There’s plenty of slapstick in Paddington, and the trailer makes it seem as if that’s the entire movie. But even the broadest, most trailer-worthy gags are part of what is simply a masterfully-constructed comedy, packed with jokes that work for any age level. Paddington uses the family’s toothbrushes to clean his ears, pulling out huge gobs of earwax; later, Mr Brown is brushing his teeth and looks suspiciously at the toothpaste tube. Mr Brown dresses as a cleaning lady and gets hit on by a security guard, a classic that goes back to Looney Toons and further; afterwards, there’s an extended gag about his not looking like the picture on his badge that is just a perfectly-executed comedy routine.

I felt like there was nothing in the movie that was aimed solely at one part of the crowd or the other; it’s aimed at everyone, and everyone could enjoy it to differing degrees. Paddington eats a suitcase full of marmalade on his trip, he’s lying over-full in a lifeboat, the ship’s horn goes off, he looks around embarrassed to see if he’s the one that’s made that sound. That’s the kind of timeless gag that appeals to both the 10-year-old boy and the 53-year-old man who still has a 10-year-old boy’s sense of humor.

And there are just brilliantly conceived and executed gags throughout. Just a few more of my favorites: putting Paddington into a van that reads “taxi” and then closing the door to reveal it says “taxidermist.” Paddington taking the “dogs must be held” sign too literally. The Browns arriving at the hospital as long-haired bikers and leaving the hospital as overcautious first parents in a beige station wagon. Nicole Kidman’s room full of stuffed animal heads mounted on the wall, then the secret doorway that reveals all of the animals’ rears are mounted on the opposite side.

Paddington does hit all the story beats of “a kid’s movie,” but to me they felt like natural parts of an action-comedy’s structure, instead of purely formulaic or manipulative. I did cry at a few points, but it was when the movie showed an act of kindness, like when the royal guard silently offers Paddington shelter and a selection of emergency snacks from underneath his own hat.

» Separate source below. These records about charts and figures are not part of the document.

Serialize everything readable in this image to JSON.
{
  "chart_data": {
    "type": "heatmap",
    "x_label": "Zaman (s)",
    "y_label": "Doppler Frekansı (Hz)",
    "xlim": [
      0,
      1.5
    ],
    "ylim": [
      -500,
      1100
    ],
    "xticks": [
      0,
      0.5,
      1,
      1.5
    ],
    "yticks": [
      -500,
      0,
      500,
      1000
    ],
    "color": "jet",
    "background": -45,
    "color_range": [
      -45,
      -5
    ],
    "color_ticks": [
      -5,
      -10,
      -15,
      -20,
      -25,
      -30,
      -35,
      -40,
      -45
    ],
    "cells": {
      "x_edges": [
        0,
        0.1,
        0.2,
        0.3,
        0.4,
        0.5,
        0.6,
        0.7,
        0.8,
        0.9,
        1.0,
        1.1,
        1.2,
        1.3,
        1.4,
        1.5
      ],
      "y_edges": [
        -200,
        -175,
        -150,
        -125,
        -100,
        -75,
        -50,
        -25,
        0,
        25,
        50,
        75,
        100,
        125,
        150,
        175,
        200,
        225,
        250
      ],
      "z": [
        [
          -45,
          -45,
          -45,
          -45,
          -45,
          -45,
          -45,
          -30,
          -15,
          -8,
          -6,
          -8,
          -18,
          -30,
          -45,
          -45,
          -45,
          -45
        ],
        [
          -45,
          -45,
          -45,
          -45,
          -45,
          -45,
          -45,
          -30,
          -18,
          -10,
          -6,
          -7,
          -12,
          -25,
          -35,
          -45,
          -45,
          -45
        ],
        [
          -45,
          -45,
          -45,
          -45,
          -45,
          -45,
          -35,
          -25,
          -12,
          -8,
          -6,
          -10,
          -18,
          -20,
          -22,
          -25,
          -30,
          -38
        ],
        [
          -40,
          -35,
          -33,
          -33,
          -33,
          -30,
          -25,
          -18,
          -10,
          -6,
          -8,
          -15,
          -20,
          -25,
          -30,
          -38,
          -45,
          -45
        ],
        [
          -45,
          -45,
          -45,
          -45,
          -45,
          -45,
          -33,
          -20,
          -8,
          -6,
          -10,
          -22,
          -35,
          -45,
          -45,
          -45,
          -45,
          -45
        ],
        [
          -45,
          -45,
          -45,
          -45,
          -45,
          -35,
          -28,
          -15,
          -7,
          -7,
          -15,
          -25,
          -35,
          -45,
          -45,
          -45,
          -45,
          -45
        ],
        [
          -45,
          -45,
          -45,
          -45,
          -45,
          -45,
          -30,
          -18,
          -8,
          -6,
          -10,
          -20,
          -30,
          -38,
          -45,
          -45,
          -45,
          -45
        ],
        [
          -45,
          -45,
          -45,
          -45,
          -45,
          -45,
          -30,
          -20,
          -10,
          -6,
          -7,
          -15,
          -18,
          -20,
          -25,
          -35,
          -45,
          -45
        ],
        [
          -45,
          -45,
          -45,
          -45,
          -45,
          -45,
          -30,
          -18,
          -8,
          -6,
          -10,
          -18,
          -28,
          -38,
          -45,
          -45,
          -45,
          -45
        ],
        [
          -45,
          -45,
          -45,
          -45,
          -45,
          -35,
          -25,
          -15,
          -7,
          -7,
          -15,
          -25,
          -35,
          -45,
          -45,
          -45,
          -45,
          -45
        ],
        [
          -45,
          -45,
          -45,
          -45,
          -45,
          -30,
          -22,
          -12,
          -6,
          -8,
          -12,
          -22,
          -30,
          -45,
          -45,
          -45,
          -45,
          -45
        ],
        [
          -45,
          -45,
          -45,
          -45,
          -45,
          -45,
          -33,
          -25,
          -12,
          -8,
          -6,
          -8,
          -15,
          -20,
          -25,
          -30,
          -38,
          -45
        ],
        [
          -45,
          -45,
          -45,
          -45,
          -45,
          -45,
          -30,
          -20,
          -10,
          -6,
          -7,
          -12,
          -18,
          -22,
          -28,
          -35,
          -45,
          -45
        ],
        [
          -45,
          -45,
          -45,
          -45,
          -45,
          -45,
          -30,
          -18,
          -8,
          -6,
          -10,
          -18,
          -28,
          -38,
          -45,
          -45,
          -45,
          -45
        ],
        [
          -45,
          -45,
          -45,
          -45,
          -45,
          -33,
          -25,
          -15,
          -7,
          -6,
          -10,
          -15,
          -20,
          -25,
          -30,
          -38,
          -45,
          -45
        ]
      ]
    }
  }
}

The overwhelming feeling I get from both Paddington movies I’ve seen so far is the reminder that none of the messages we get from family movies are supposed to be just for kids. There’s nothing juvenile or simplistic about having the courage to take risks, being compassionate to other people, or being kind. Considering how many adults seem to have forgotten the basics to such a degree that we all deserve a hard stare, it’s good to see a story that doesn’t encourage us to tune out the parts we think don’t apply to us. And it’s good to see filmmakers recognize that “family movie” means something you watch with your kids, and not just in the same room as them.